Las Fugas de Simón Radowitzky, Ushuaia, Tierra del Fuego

En sus años de encarcelamiento, los compañeros anarquistas de Simón Radowitzky prepararon varios intentos de fuga; la mayoría de ellos sin éxito.
Simón Radowitzky, un joven anarquista de origen ruso, fue el autor del atentado que terminó con la vida del temido jefe de policía de Buenos Aires, Coronel Ramón L. Falcón.

Además de otros actos de represión en su haber, el Coronel Falcón fue quien el 1ero de mayo de 1909 dio la orden de abrir fuego frente a 70.000 obreros que llenaban la Plaza Lorea, en la Ciudad de Buenos Aires, recordando a las figuras de los 5 anarquistas condenados a muerte por la justicia norteamericana.

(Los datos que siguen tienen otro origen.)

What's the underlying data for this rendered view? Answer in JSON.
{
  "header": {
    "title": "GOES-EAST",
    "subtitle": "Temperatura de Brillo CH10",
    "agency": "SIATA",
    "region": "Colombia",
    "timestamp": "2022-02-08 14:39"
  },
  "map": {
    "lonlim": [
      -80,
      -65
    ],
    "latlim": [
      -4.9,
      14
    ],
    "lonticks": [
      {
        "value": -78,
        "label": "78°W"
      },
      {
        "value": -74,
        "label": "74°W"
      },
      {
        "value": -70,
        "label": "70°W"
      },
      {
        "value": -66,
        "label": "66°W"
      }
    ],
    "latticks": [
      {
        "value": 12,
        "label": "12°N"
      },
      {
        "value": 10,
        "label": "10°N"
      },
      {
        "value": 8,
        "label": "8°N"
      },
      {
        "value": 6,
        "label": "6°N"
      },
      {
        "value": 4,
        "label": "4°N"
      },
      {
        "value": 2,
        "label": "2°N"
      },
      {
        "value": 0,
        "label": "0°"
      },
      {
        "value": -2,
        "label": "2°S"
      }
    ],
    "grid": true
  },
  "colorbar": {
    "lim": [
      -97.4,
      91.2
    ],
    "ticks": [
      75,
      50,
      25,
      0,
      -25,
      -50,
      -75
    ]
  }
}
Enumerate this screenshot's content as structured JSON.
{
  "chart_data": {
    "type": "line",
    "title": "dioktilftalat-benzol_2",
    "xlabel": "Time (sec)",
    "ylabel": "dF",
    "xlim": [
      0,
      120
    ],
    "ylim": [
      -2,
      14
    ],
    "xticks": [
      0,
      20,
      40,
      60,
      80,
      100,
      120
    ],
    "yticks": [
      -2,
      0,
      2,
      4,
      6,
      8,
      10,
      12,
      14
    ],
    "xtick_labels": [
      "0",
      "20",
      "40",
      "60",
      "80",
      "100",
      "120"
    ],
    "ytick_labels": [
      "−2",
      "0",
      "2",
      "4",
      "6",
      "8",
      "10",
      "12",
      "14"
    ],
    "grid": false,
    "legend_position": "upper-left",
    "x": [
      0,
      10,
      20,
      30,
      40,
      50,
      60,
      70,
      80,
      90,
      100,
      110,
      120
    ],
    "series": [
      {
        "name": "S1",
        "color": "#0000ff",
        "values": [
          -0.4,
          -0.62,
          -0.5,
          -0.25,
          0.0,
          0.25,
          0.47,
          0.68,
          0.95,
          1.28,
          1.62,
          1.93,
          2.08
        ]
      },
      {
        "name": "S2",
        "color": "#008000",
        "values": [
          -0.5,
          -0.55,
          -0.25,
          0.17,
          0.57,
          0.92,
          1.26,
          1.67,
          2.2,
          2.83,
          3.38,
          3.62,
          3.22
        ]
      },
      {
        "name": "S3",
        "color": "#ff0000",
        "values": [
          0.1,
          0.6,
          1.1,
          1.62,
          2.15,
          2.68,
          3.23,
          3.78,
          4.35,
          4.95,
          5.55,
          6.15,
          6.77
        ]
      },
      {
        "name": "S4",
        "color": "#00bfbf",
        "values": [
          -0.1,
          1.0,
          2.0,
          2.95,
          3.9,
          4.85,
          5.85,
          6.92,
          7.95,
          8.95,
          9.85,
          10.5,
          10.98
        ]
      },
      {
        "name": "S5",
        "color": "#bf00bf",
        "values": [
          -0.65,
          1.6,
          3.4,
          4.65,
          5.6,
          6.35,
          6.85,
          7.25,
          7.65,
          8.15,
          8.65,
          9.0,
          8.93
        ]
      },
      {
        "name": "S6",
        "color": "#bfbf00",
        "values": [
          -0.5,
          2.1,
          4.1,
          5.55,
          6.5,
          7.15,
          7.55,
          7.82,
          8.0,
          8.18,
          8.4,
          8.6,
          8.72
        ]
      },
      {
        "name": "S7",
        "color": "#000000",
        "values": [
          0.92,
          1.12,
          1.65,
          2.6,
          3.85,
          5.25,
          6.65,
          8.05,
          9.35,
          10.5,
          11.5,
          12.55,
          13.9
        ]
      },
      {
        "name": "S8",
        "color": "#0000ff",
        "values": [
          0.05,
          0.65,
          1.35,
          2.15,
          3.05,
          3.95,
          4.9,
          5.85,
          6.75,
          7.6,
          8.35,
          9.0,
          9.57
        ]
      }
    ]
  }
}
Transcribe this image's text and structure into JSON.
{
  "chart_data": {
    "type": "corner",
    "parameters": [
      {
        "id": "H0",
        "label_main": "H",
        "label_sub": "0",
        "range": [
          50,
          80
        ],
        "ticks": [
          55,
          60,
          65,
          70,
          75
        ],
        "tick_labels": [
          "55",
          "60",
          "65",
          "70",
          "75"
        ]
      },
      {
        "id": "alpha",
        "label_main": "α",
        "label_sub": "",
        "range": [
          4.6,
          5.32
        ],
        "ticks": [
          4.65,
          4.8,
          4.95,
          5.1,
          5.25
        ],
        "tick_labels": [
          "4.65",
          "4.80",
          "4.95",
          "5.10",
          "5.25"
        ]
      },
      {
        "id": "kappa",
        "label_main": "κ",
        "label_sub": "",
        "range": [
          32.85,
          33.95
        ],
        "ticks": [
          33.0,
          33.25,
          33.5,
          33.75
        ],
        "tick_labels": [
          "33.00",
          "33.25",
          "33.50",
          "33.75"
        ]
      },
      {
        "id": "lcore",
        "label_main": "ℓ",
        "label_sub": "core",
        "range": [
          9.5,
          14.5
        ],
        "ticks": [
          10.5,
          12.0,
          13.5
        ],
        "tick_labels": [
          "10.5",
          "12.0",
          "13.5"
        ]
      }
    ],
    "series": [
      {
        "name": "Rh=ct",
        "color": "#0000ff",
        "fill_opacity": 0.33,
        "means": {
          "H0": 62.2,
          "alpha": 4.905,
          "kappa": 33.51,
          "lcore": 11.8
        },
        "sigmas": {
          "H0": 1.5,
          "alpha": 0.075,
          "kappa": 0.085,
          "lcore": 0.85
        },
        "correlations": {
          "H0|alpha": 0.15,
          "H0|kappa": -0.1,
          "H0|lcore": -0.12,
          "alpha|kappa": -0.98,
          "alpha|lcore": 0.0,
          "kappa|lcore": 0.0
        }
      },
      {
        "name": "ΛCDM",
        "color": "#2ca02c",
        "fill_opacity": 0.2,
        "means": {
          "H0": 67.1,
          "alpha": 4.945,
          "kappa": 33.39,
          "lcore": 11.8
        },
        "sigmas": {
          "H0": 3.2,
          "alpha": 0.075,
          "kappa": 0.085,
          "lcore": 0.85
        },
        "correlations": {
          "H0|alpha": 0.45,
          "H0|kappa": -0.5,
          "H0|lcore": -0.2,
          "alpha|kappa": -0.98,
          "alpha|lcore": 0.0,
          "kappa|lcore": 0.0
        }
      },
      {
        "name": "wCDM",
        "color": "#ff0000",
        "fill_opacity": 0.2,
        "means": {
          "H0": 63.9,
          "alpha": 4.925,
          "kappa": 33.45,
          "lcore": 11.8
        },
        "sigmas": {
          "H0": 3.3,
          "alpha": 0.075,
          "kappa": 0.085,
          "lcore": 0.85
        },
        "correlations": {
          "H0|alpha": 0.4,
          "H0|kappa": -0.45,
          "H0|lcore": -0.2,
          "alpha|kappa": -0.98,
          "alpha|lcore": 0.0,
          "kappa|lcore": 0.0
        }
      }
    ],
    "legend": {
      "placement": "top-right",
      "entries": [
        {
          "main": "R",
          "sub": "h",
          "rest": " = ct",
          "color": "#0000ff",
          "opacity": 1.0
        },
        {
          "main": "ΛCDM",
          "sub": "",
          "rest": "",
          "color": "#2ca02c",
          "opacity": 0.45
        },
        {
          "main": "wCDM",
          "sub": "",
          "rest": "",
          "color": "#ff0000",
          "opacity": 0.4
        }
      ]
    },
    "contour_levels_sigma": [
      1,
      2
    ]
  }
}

Luego de perpetuado el asesinato contra Falcón, Simón Radowitzky intenta suicidarse, pero es apresado, enjuiciado, y condenado a muerte. Sin embargo, Simón demuestra ser menor de edad, y como a los menores de edad y a las mujeres no se les aplicaba la pena de muerte, la condena se cambia por la de prisión perpetua.

Sus compañeros anarquistas preparan el primer intento de fuga sin éxito, tras el cual Simón es trasladado al presidio de Ushuaia donde se convierte en el “ángel de Ushuaia” por su constante lucha contra las injusticias cometidas contra los presos.

Aunque los guardia-cárceles no le tenían especial aprecio, Simón contaba con el apoyo de los anarquistas de todo el país, quienes continuaron luchando por su libertad, y pusieron en marcha otro intento de fuga, en el que Radowitzky logra salir del presidio vistiendo el uniforme de guardia-cárcel, para atravesar toda la ciudad y llegar Bahía Golondrina, donde sus compañeros anarquistas lo estaban esperando en el Sokolo, barco que había sido utilizado en el pasado por contrabandista para pasar cueros de lobos y agua ardiente, entre otras cosas.

El Sokolo logra acercarse a Punta Arenas, en Chile, pero es capturado por un buque de guerra chileno, quien entrega a Simón y a sus compañeros anarquistas a las autoridades argentinas.

Esta vez, los carceleros se ensañan con Simón y lo mantienen aislado, sin ver la luz del sol y sólo a media ración durante más de dos años.
Mientras, en las calles de Buenos Aires y de otras ciudades se pintaba “Libertad a Simón” y su retrato aparecía en todas las publicaciones libertarias.

Luego de innumerables pedidos de indulto, el presidente Hipólito Yrigoyen se lo otorgará el 13 de abril de 1930, pero la presión de los militares y la prensa es tan fuerte, que Radowitzky es expulsado del país.

Trabaja como mecánico en Uruguay por un tiempo y luego como mensajero entre los anarquistas del Uruguay y de Brasil. Pero cuando la dictadura de Terra comienza en Uruguay, se ordena la detención de Simón Radowitzky y éste es trasladado a la Isla de Flores, donde permanece durante más de 3 años en pésimas condiciones.

Sus compañeros anarquistas logran liberarlo una vez más, pero en Montevideo es apresado nuevamente y llevado a la cárcel.
Cuando finalmente recobra su libertad en 1936, marcha a España para luchar junto con los republicanos en la Guerra Civil, transportando alimentos para las tropas del frente, hasta que se ve forzado a huir definitivamente.

Se dirige hacia Francia, y luego se embarca hacia México, donde termina sus años trabajando en una fábrica de juguetes para niños, y dando charlas y conferencias para los grupos anarquistas.



Fuente Utilizada

- Osvaldo Bayer. El Bondadoso Ajusticiador. Pagina 12. Argentina, 7 de noviembre de 2009.